All because of that IGF-1 hormone, it would seem.

Of course, this hormone is an important part of the human body, and children need it to grow. It’s interesting to note, however, that the same IGF-1 deficiencies that can lead to dwarfism also seem to defend against cancer growth. In 200 cases of IGF-1 deficiency, not a single subject developed cancer.

Not one.

All this could explain why animal product-based low-carb diets seem to correspond to shorter life spans. But since these low-carb diets are high in both animal fats and proteins, it’s hard to say if it’s the fat or the protein leading to poor health…until now!

A recent study followed 6,000 American men and women over age 50 for 18 years. It found that those under age 65 who consumed a higher proportion of animal protein were at a 75% higher risk of mortality overall—and four times more likely to die of cancer. When the proteins were plant-based on the other hand, those higher risks disappeared.

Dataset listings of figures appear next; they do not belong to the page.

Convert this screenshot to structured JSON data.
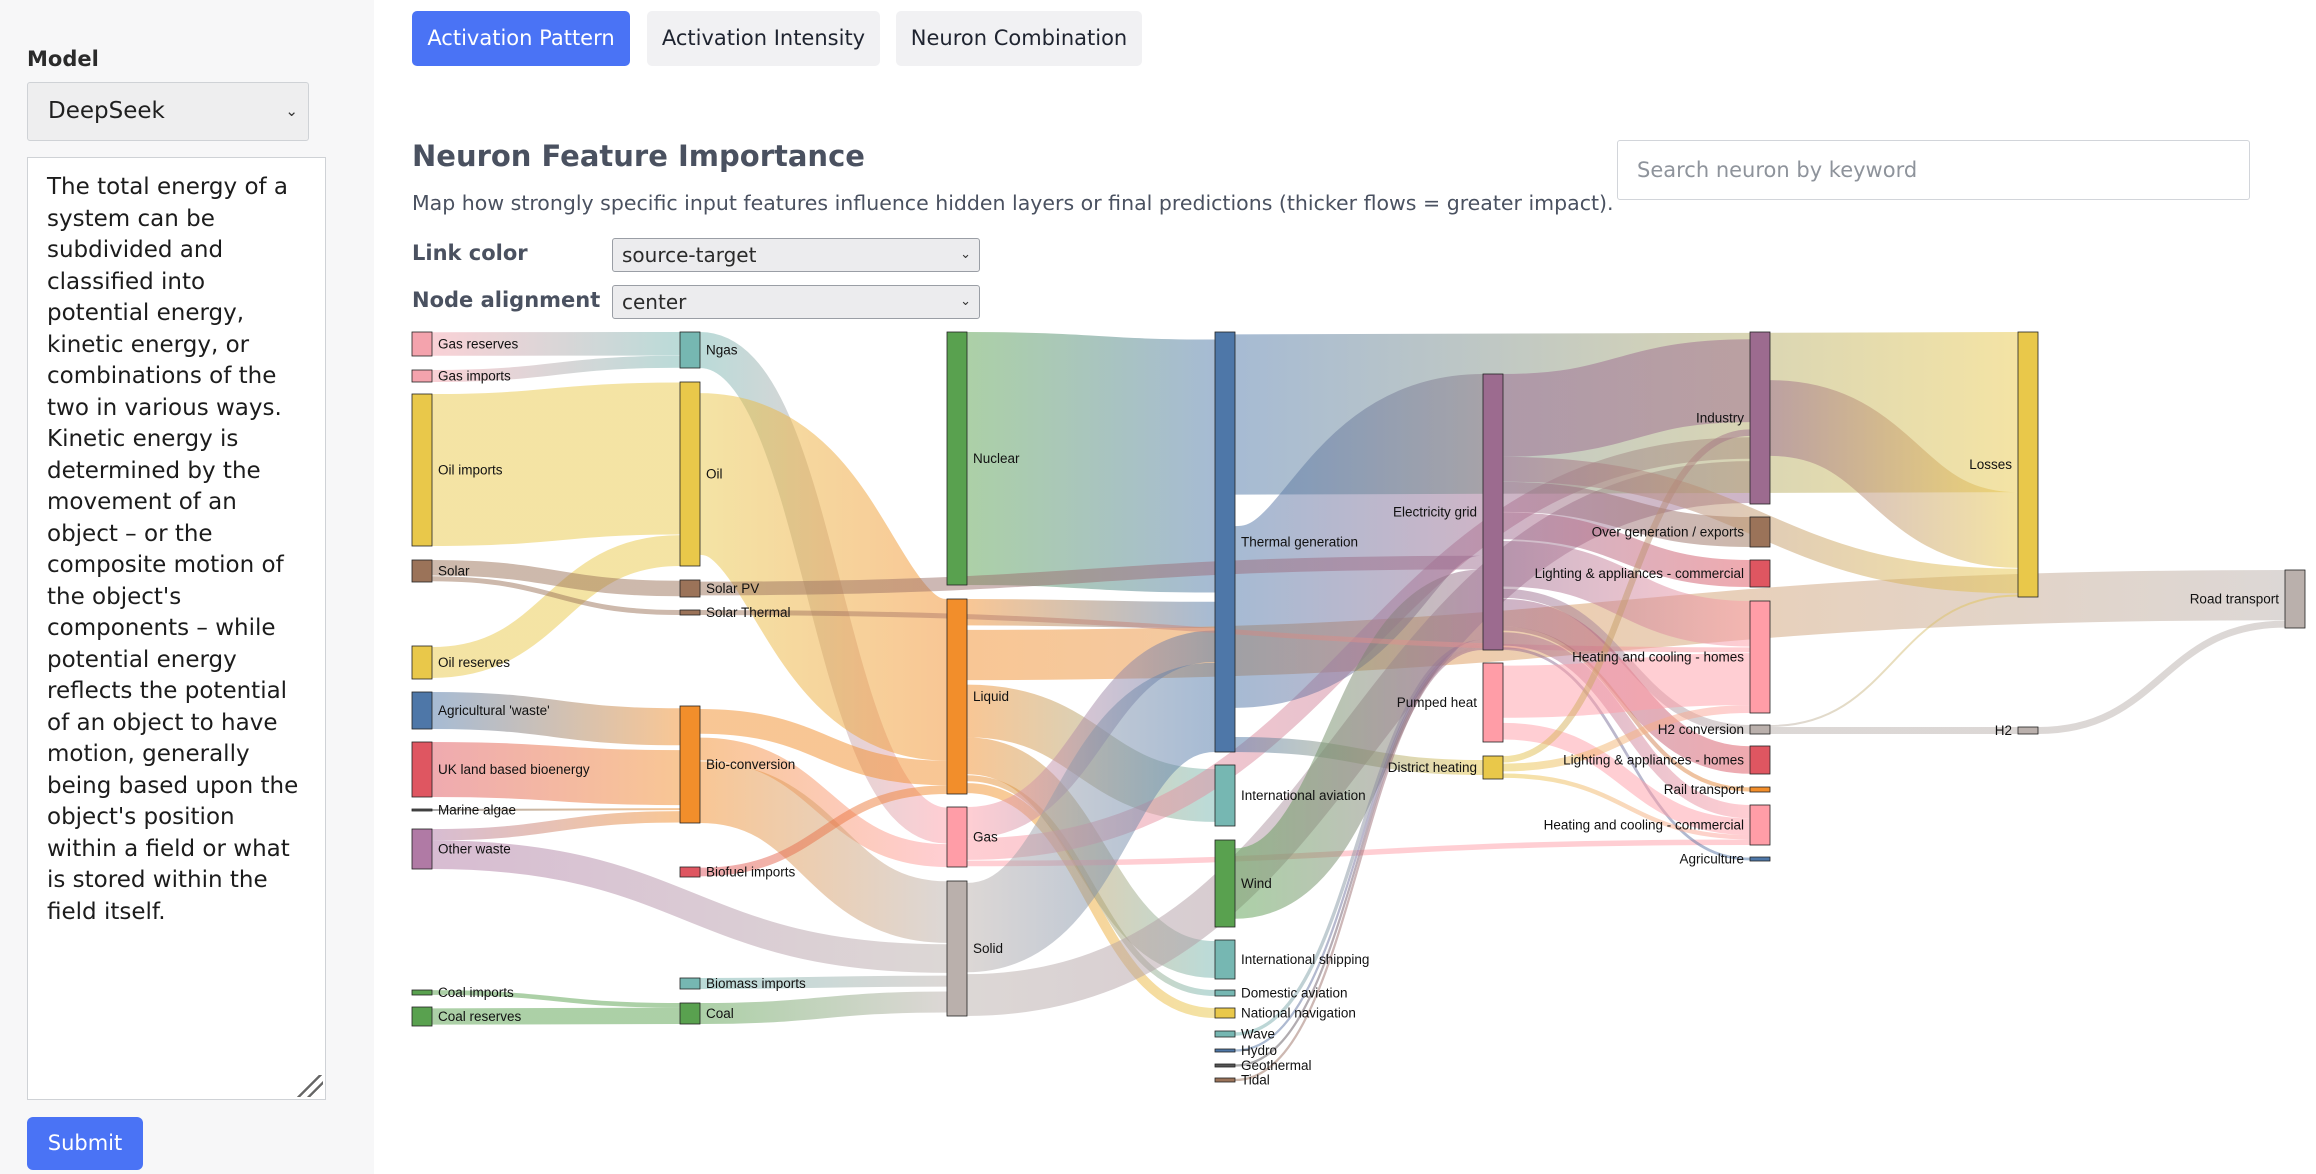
{
  "sidebar": {
    "model_label": "Model",
    "model_value": "DeepSeek",
    "prompt_text": "The total energy of a system can be subdivided and classified into potential energy, kinetic energy, or combinations of the two in various ways. Kinetic energy is determined by the movement of an object – or the composite motion of the object's components – while potential energy reflects the potential of an object to have motion, generally being based upon the object's position within a field or what is stored within the field itself.",
    "submit_label": "Submit"
  },
  "tabs": [
    {
      "label": "Activation Pattern",
      "active": true
    },
    {
      "label": "Activation Intensity",
      "active": false
    },
    {
      "label": "Neuron Combination",
      "active": false
    }
  ],
  "section": {
    "title": "Neuron Feature Importance",
    "description": "Map how strongly specific input features influence hidden layers or final predictions (thicker flows = greater impact)."
  },
  "search": {
    "placeholder": "Search neuron by keyword"
  },
  "controls": {
    "link_color_label": "Link color",
    "link_color_value": "source-target",
    "node_alignment_label": "Node alignment",
    "node_alignment_value": "center"
  },
  "sankey": {
    "nodes": [
      {
        "name": "Gas reserves",
        "color": "#f4a3ad"
      },
      {
        "name": "Gas imports",
        "color": "#f4a3ad"
      },
      {
        "name": "Oil imports",
        "color": "#e9c84a"
      },
      {
        "name": "Solar",
        "color": "#9b7359"
      },
      {
        "name": "Oil reserves",
        "color": "#e9c84a"
      },
      {
        "name": "Agricultural 'waste'",
        "color": "#4e77a8"
      },
      {
        "name": "UK land based bioenergy",
        "color": "#df5661"
      },
      {
        "name": "Marine algae",
        "color": "#555555"
      },
      {
        "name": "Other waste",
        "color": "#b07aa5"
      },
      {
        "name": "Coal imports",
        "color": "#59a14f"
      },
      {
        "name": "Coal reserves",
        "color": "#59a14f"
      },
      {
        "name": "Ngas",
        "color": "#76b7b2"
      },
      {
        "name": "Oil",
        "color": "#e9c84a"
      },
      {
        "name": "Solar PV",
        "color": "#9b7359"
      },
      {
        "name": "Solar Thermal",
        "color": "#9b7359"
      },
      {
        "name": "Bio-conversion",
        "color": "#f28e2b"
      },
      {
        "name": "Biofuel imports",
        "color": "#df5661"
      },
      {
        "name": "Biomass imports",
        "color": "#76b7b2"
      },
      {
        "name": "Coal",
        "color": "#59a14f"
      },
      {
        "name": "Nuclear",
        "color": "#59a14f"
      },
      {
        "name": "Liquid",
        "color": "#f28e2b"
      },
      {
        "name": "Gas",
        "color": "#ff9da7"
      },
      {
        "name": "Solid",
        "color": "#bab0ac"
      },
      {
        "name": "Thermal generation",
        "color": "#4e77a8"
      },
      {
        "name": "International aviation",
        "color": "#76b7b2"
      },
      {
        "name": "Wind",
        "color": "#59a14f"
      },
      {
        "name": "International shipping",
        "color": "#76b7b2"
      },
      {
        "name": "Domestic aviation",
        "color": "#76b7b2"
      },
      {
        "name": "National navigation",
        "color": "#e9c84a"
      },
      {
        "name": "Wave",
        "color": "#76b7b2"
      },
      {
        "name": "Hydro",
        "color": "#4e77a8"
      },
      {
        "name": "Geothermal",
        "color": "#555555"
      },
      {
        "name": "Tidal",
        "color": "#9b7359"
      },
      {
        "name": "Electricity grid",
        "color": "#9c6b8f"
      },
      {
        "name": "Pumped heat",
        "color": "#ff9da7"
      },
      {
        "name": "District heating",
        "color": "#e9c84a"
      },
      {
        "name": "Industry",
        "color": "#9c6b8f"
      },
      {
        "name": "Over generation / exports",
        "color": "#9b7359"
      },
      {
        "name": "Lighting & appliances - commercial",
        "color": "#df5661"
      },
      {
        "name": "Heating and cooling - homes",
        "color": "#ff9da7"
      },
      {
        "name": "H2 conversion",
        "color": "#bab0ac"
      },
      {
        "name": "Lighting & appliances - homes",
        "color": "#df5661"
      },
      {
        "name": "Rail transport",
        "color": "#f28e2b"
      },
      {
        "name": "Heating and cooling - commercial",
        "color": "#ff9da7"
      },
      {
        "name": "Agriculture",
        "color": "#4e77a8"
      },
      {
        "name": "Losses",
        "color": "#e9c84a"
      },
      {
        "name": "H2",
        "color": "#bab0ac"
      },
      {
        "name": "Road transport",
        "color": "#bab0ac"
      }
    ],
    "links": [
      {
        "source": "Gas reserves",
        "target": "Ngas",
        "value": 17
      },
      {
        "source": "Gas imports",
        "target": "Ngas",
        "value": 9
      },
      {
        "source": "Oil imports",
        "target": "Oil",
        "value": 109
      },
      {
        "source": "Oil reserves",
        "target": "Oil",
        "value": 22
      },
      {
        "source": "Solar",
        "target": "Solar PV",
        "value": 12
      },
      {
        "source": "Solar",
        "target": "Solar Thermal",
        "value": 5
      },
      {
        "source": "Agricultural 'waste'",
        "target": "Bio-conversion",
        "value": 27
      },
      {
        "source": "UK land based bioenergy",
        "target": "Bio-conversion",
        "value": 39
      },
      {
        "source": "Marine algae",
        "target": "Bio-conversion",
        "value": 2
      },
      {
        "source": "Other waste",
        "target": "Bio-conversion",
        "value": 8
      },
      {
        "source": "Other waste",
        "target": "Solid",
        "value": 20
      },
      {
        "source": "Coal imports",
        "target": "Coal",
        "value": 4
      },
      {
        "source": "Coal reserves",
        "target": "Coal",
        "value": 14
      },
      {
        "source": "Ngas",
        "target": "Gas",
        "value": 26
      },
      {
        "source": "Oil",
        "target": "Liquid",
        "value": 131
      },
      {
        "source": "Bio-conversion",
        "target": "Liquid",
        "value": 20
      },
      {
        "source": "Bio-conversion",
        "target": "Gas",
        "value": 16
      },
      {
        "source": "Bio-conversion",
        "target": "Solid",
        "value": 40
      },
      {
        "source": "Biofuel imports",
        "target": "Liquid",
        "value": 7
      },
      {
        "source": "Biomass imports",
        "target": "Solid",
        "value": 9
      },
      {
        "source": "Coal",
        "target": "Solid",
        "value": 18
      },
      {
        "source": "Nuclear",
        "target": "Thermal generation",
        "value": 180
      },
      {
        "source": "Liquid",
        "target": "Thermal generation",
        "value": 20
      },
      {
        "source": "Liquid",
        "target": "International aviation",
        "value": 40
      },
      {
        "source": "Liquid",
        "target": "Road transport",
        "value": 45
      },
      {
        "source": "Liquid",
        "target": "International shipping",
        "value": 28
      },
      {
        "source": "Liquid",
        "target": "National navigation",
        "value": 9
      },
      {
        "source": "Liquid",
        "target": "Domestic aviation",
        "value": 6
      },
      {
        "source": "Gas",
        "target": "Thermal generation",
        "value": 22
      },
      {
        "source": "Gas",
        "target": "Industry",
        "value": 15
      },
      {
        "source": "Gas",
        "target": "Heating and cooling - commercial",
        "value": 5
      },
      {
        "source": "Solid",
        "target": "Thermal generation",
        "value": 60
      },
      {
        "source": "Solid",
        "target": "Industry",
        "value": 27
      },
      {
        "source": "Thermal generation",
        "target": "Electricity grid",
        "value": 160
      },
      {
        "source": "Thermal generation",
        "target": "Losses",
        "value": 110
      },
      {
        "source": "Thermal generation",
        "target": "District heating",
        "value": 10
      },
      {
        "source": "Wind",
        "target": "Electricity grid",
        "value": 62
      },
      {
        "source": "Wave",
        "target": "Electricity grid",
        "value": 3
      },
      {
        "source": "Hydro",
        "target": "Electricity grid",
        "value": 2
      },
      {
        "source": "Geothermal",
        "target": "Electricity grid",
        "value": 2
      },
      {
        "source": "Tidal",
        "target": "Electricity grid",
        "value": 2
      },
      {
        "source": "Solar PV",
        "target": "Electricity grid",
        "value": 12
      },
      {
        "source": "Solar Thermal",
        "target": "Heating and cooling - homes",
        "value": 5
      },
      {
        "source": "Electricity grid",
        "target": "Industry",
        "value": 60
      },
      {
        "source": "Electricity grid",
        "target": "Over generation / exports",
        "value": 22
      },
      {
        "source": "Electricity grid",
        "target": "Lighting & appliances - commercial",
        "value": 20
      },
      {
        "source": "Electricity grid",
        "target": "Heating and cooling - homes",
        "value": 35
      },
      {
        "source": "Electricity grid",
        "target": "H2 conversion",
        "value": 8
      },
      {
        "source": "Electricity grid",
        "target": "Lighting & appliances - homes",
        "value": 20
      },
      {
        "source": "Electricity grid",
        "target": "Rail transport",
        "value": 3
      },
      {
        "source": "Electricity grid",
        "target": "Heating and cooling - commercial",
        "value": 12
      },
      {
        "source": "Electricity grid",
        "target": "Agriculture",
        "value": 2
      },
      {
        "source": "Electricity grid",
        "target": "Losses",
        "value": 18
      },
      {
        "source": "Pumped heat",
        "target": "Heating and cooling - homes",
        "value": 40
      },
      {
        "source": "Pumped heat",
        "target": "Heating and cooling - commercial",
        "value": 15
      },
      {
        "source": "District heating",
        "target": "Heating and cooling - homes",
        "value": 6
      },
      {
        "source": "District heating",
        "target": "Industry",
        "value": 4
      },
      {
        "source": "District heating",
        "target": "Heating and cooling - commercial",
        "value": 4
      },
      {
        "source": "Industry",
        "target": "Losses",
        "value": 52
      },
      {
        "source": "H2 conversion",
        "target": "H2",
        "value": 7
      },
      {
        "source": "H2 conversion",
        "target": "Losses",
        "value": 2
      },
      {
        "source": "H2",
        "target": "Road transport",
        "value": 7
      }
    ]
  }
}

Know what other habit makes us four times more likely to die of cancer?

Yep, smoking cigarettes.

Put very simply, these results suggest that consuming a diet high in animal protein is just as deadly as smoking.

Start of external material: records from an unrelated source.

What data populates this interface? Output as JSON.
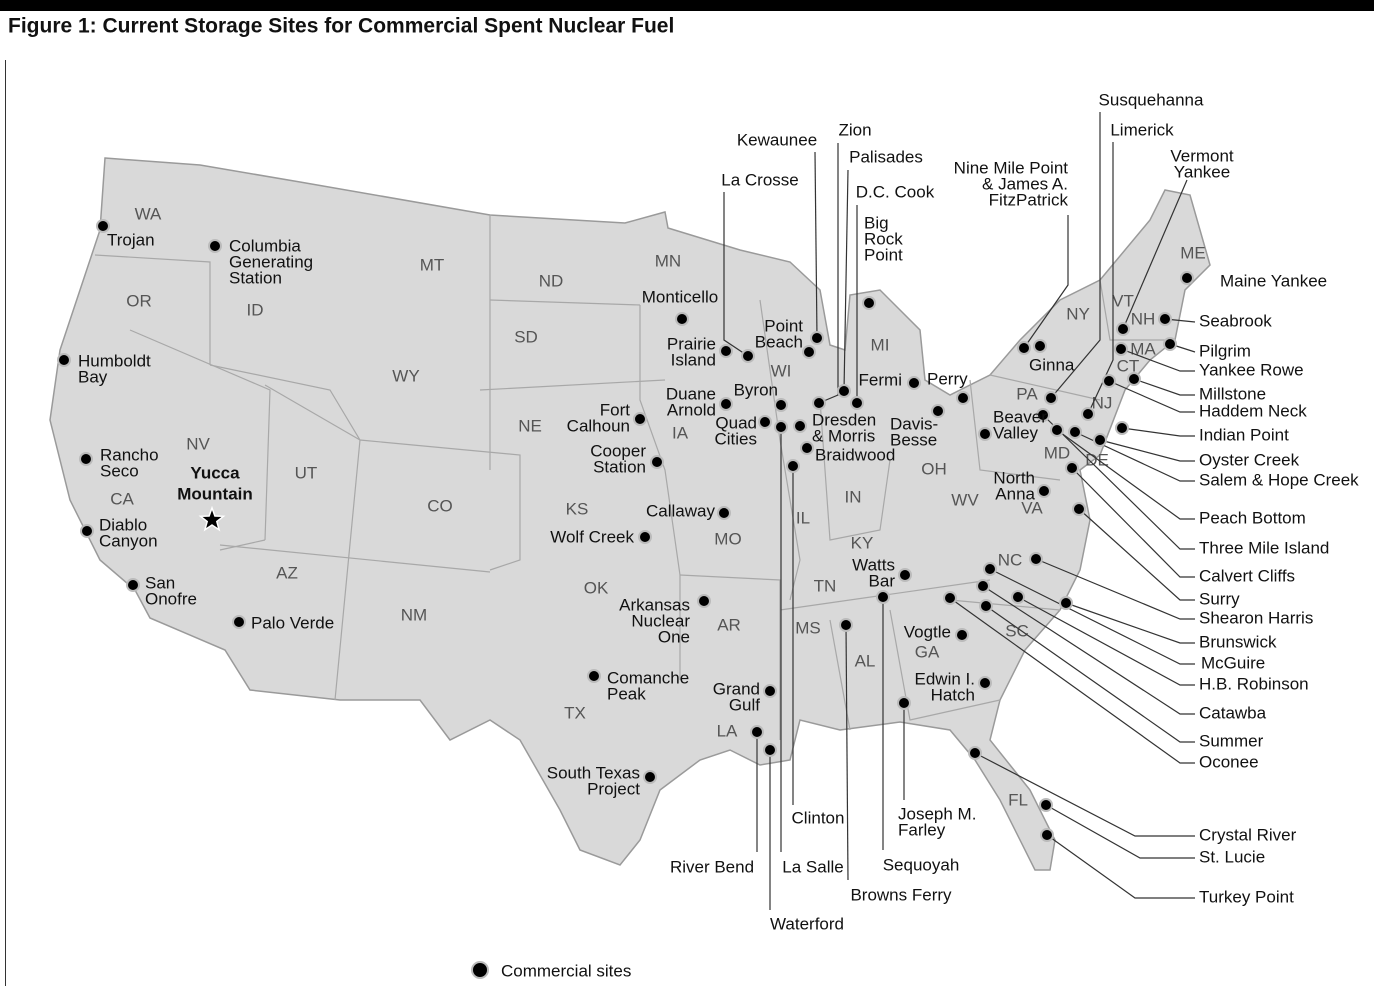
{
  "header": {
    "title": "Figure 1: Current Storage Sites for Commercial Spent Nuclear Fuel"
  },
  "map": {
    "states": [
      "WA",
      "OR",
      "CA",
      "NV",
      "ID",
      "MT",
      "WY",
      "UT",
      "CO",
      "AZ",
      "NM",
      "ND",
      "SD",
      "NE",
      "KS",
      "OK",
      "TX",
      "MN",
      "IA",
      "MO",
      "AR",
      "LA",
      "WI",
      "IL",
      "MS",
      "MI",
      "IN",
      "KY",
      "TN",
      "AL",
      "OH",
      "WV",
      "PA",
      "NY",
      "VT",
      "NH",
      "ME",
      "MA",
      "CT",
      "NJ",
      "MD",
      "DE",
      "VA",
      "NC",
      "SC",
      "GA",
      "FL"
    ],
    "repository": {
      "label": [
        "Yucca",
        "Mountain"
      ]
    },
    "sites": [
      {
        "label": [
          "Trojan"
        ]
      },
      {
        "label": [
          "Columbia",
          "Generating",
          "Station"
        ]
      },
      {
        "label": [
          "Humboldt",
          "Bay"
        ]
      },
      {
        "label": [
          "Rancho",
          "Seco"
        ]
      },
      {
        "label": [
          "Diablo",
          "Canyon"
        ]
      },
      {
        "label": [
          "San",
          "Onofre"
        ]
      },
      {
        "label": [
          "Palo Verde"
        ]
      },
      {
        "label": [
          "Comanche",
          "Peak"
        ]
      },
      {
        "label": [
          "South Texas",
          "Project"
        ]
      },
      {
        "label": [
          "Grand",
          "Gulf"
        ]
      },
      {
        "label": [
          "River Bend"
        ]
      },
      {
        "label": [
          "Waterford"
        ]
      },
      {
        "label": [
          "La Salle"
        ]
      },
      {
        "label": [
          "Clinton"
        ]
      },
      {
        "label": [
          "Arkansas",
          "Nuclear",
          "One"
        ]
      },
      {
        "label": [
          "Wolf Creek"
        ]
      },
      {
        "label": [
          "Callaway"
        ]
      },
      {
        "label": [
          "Cooper",
          "Station"
        ]
      },
      {
        "label": [
          "Fort",
          "Calhoun"
        ]
      },
      {
        "label": [
          "Duane",
          "Arnold"
        ]
      },
      {
        "label": [
          "Quad",
          "Cities"
        ]
      },
      {
        "label": [
          "Byron"
        ]
      },
      {
        "label": [
          "Dresden",
          "& Morris"
        ]
      },
      {
        "label": [
          "Braidwood"
        ]
      },
      {
        "label": [
          "Prairie",
          "Island"
        ]
      },
      {
        "label": [
          "Monticello"
        ]
      },
      {
        "label": [
          "La Crosse"
        ]
      },
      {
        "label": [
          "Point",
          "Beach"
        ]
      },
      {
        "label": [
          "Kewaunee"
        ]
      },
      {
        "label": [
          "Zion"
        ]
      },
      {
        "label": [
          "Palisades"
        ]
      },
      {
        "label": [
          "D.C. Cook"
        ]
      },
      {
        "label": [
          "Big",
          "Rock",
          "Point"
        ]
      },
      {
        "label": [
          "Fermi"
        ]
      },
      {
        "label": [
          "Perry"
        ]
      },
      {
        "label": [
          "Davis-",
          "Besse"
        ]
      },
      {
        "label": [
          "Beaver",
          "Valley"
        ]
      },
      {
        "label": [
          "Nine Mile Point",
          "& James A.",
          "FitzPatrick"
        ]
      },
      {
        "label": [
          "Ginna"
        ]
      },
      {
        "label": [
          "Susquehanna"
        ]
      },
      {
        "label": [
          "Limerick"
        ]
      },
      {
        "label": [
          "Vermont",
          "Yankee"
        ]
      },
      {
        "label": [
          "Maine Yankee"
        ]
      },
      {
        "label": [
          "Seabrook"
        ]
      },
      {
        "label": [
          "Pilgrim"
        ]
      },
      {
        "label": [
          "Yankee Rowe"
        ]
      },
      {
        "label": [
          "Millstone"
        ]
      },
      {
        "label": [
          "Haddem Neck"
        ]
      },
      {
        "label": [
          "Indian Point"
        ]
      },
      {
        "label": [
          "Oyster Creek"
        ]
      },
      {
        "label": [
          "Salem & Hope Creek"
        ]
      },
      {
        "label": [
          "Peach Bottom"
        ]
      },
      {
        "label": [
          "Three Mile Island"
        ]
      },
      {
        "label": [
          "Calvert Cliffs"
        ]
      },
      {
        "label": [
          "North",
          "Anna"
        ]
      },
      {
        "label": [
          "Surry"
        ]
      },
      {
        "label": [
          "Shearon Harris"
        ]
      },
      {
        "label": [
          "Brunswick"
        ]
      },
      {
        "label": [
          "McGuire"
        ]
      },
      {
        "label": [
          "H.B. Robinson"
        ]
      },
      {
        "label": [
          "Catawba"
        ]
      },
      {
        "label": [
          "Summer"
        ]
      },
      {
        "label": [
          "Oconee"
        ]
      },
      {
        "label": [
          "Watts",
          "Bar"
        ]
      },
      {
        "label": [
          "Sequoyah"
        ]
      },
      {
        "label": [
          "Browns Ferry"
        ]
      },
      {
        "label": [
          "Vogtle"
        ]
      },
      {
        "label": [
          "Edwin I.",
          "Hatch"
        ]
      },
      {
        "label": [
          "Joseph M.",
          "Farley"
        ]
      },
      {
        "label": [
          "Crystal River"
        ]
      },
      {
        "label": [
          "St. Lucie"
        ]
      },
      {
        "label": [
          "Turkey Point"
        ]
      }
    ]
  },
  "legend": {
    "label": "Commercial sites"
  }
}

When we look at how cancer really progresses, we realize that the most important thing is slowing cancer cell growth. Diets heavy in meat, eggs, dairy and other animal proteins seem to do just the opposite, by increasing IGF-1 levels in the body.

Plant foods (including proteins), on the other hand are free and clear—enjoy all you want! And drop the cigarettes while you’re at it.



T T Fung, R M van Dam, S E Hankinson, M Stampfer, W C Willett, F B Hu. Low-carbohydrate diets and all-cause and cause-specific mortality: two cohort studies. Ann Intern Med. 2010 Sep 7;153(5):289-98.
P Coffer. OutFOXing the grim reaper: novel mechanisms regulating longevity by forkhead transcription factors. Sci STKE. 2003 Sep 23;2003(201):PE39.
T H Ngo, R J Barnard, C N Tymchuk, P Cohen, W J Aronson. Effect of diet and exercise on serum insulin, IGF-I, and IGFBP-1 levels and growth of LNCaP cells in vitro (United States). Cancer Causes Control. 2002 Dec;13(10):929-35.
H Noto, A Goto, T Tsujimoto, M Noda. Low-carbohydrate diets and all-cause mortality: a systematic review and meta-analysis of observational studies. PLoS One. 2013;8(1):e55030.
N E Allen, P N Appleby, G K Davey, R Kaaks, S Rinaldi, T J Key. The associations of diet with serum insulin-like growth factor I and its main binding proteins in 292 women meat-eaters, vegetarians, and vegans. Cancer Epidemiol Biomarkers Prev. 2002 Nov;11(11):1441-8.